Application 18/511,025 is a continuation of application No. PCT/CN2022/091568, filed on May 7, 2022.
Claims priority of application No. 202110536623.0 (CN), filed on May 17, 2021.
Prior Publication US 2024/0087578 A1, Mar. 14, 2024
Int. Cl. G10L 19/008 (2013.01); G10L 19/16 (2013.01); H04S 7/00 (2006.01)
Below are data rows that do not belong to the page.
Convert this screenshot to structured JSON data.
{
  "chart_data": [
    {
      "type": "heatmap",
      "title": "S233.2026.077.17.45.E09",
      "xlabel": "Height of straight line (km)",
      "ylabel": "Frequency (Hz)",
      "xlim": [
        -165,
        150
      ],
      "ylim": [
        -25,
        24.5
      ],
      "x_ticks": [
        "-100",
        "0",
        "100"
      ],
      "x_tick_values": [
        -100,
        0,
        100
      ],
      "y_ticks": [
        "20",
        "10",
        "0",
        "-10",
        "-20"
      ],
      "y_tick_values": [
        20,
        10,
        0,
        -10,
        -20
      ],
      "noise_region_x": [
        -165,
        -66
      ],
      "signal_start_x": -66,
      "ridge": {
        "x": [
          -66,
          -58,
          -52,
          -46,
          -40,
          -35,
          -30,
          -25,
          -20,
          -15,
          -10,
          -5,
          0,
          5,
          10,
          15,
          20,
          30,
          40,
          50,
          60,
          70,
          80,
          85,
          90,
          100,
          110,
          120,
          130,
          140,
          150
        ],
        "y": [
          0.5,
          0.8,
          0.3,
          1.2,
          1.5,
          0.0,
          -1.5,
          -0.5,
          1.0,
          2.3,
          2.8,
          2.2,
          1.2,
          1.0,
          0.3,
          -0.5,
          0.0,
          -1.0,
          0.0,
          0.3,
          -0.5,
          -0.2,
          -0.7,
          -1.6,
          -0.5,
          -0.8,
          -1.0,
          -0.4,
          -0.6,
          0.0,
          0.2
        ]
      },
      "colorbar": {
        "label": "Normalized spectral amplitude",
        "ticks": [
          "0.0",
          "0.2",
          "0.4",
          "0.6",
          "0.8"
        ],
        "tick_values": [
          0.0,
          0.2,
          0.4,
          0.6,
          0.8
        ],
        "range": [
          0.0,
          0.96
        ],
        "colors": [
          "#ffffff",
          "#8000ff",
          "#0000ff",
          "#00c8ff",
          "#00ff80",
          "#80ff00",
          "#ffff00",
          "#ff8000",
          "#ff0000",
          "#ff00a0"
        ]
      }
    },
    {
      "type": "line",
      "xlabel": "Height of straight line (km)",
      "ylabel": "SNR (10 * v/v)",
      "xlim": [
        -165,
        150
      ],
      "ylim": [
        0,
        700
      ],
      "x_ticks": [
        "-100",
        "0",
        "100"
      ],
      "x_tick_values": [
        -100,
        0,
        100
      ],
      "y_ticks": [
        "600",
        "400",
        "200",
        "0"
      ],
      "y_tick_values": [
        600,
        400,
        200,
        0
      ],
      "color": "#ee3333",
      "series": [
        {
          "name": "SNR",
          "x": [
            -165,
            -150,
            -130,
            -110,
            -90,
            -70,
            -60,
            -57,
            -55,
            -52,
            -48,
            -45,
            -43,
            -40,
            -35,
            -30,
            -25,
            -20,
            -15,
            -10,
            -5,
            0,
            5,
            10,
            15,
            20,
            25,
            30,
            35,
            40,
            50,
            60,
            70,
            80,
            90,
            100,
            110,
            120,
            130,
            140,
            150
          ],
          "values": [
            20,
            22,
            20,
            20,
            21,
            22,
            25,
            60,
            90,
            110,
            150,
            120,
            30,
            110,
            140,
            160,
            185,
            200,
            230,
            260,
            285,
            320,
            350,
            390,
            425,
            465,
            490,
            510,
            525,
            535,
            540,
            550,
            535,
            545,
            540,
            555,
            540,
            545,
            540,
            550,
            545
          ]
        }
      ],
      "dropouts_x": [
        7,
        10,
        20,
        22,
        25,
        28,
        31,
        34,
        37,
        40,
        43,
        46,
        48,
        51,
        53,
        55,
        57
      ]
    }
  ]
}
CPC G10L 19/008 (2013.01) [G10L 19/167 (2013.01); H04S 7/00 (2013.01); H04S 2420/11 (2013.01)] 18 Claims
OG exemplary drawing
 
1. A three-dimensional audio signal encoding method performed by at least one processor, coupled with a memory configured to store a computer program, which when executed by the at least one processor, causes the at least one processor to perform the method, comprising:
obtaining a first correlation between a current frame of a three-dimensional audio signal and a representative virtual speaker set for a previous frame, wherein a virtual speaker in the representative virtual speaker set for the previous frame is used for encoding the previous frame of the three-dimensional audio signal, and the first correlation is used to determine whether to reuse the representative virtual speaker set for the previous frame when the current frame is encoded;
obtaining, after the obtaining the first correlation, a second correlation between the current frame and a candidate virtual speaker set, wherein the second correlation is used to determine whether the candidate virtual speaker set is used when the current frame is encoded, and the representative virtual speaker set for the previous frame is a proper subset of the candidate virtual speaker set;
encoding, by an encoder, the current frame based on the representative virtual speaker set for the previous frame when the first correlation satisfies a reuse condition, to obtain a bitstream, wherein the reuse condition comprise: the first correlation being greater than the second correlation; and
decoding, with a decoder communicatively coupled with the encoder, the bitstream generated by the encoder.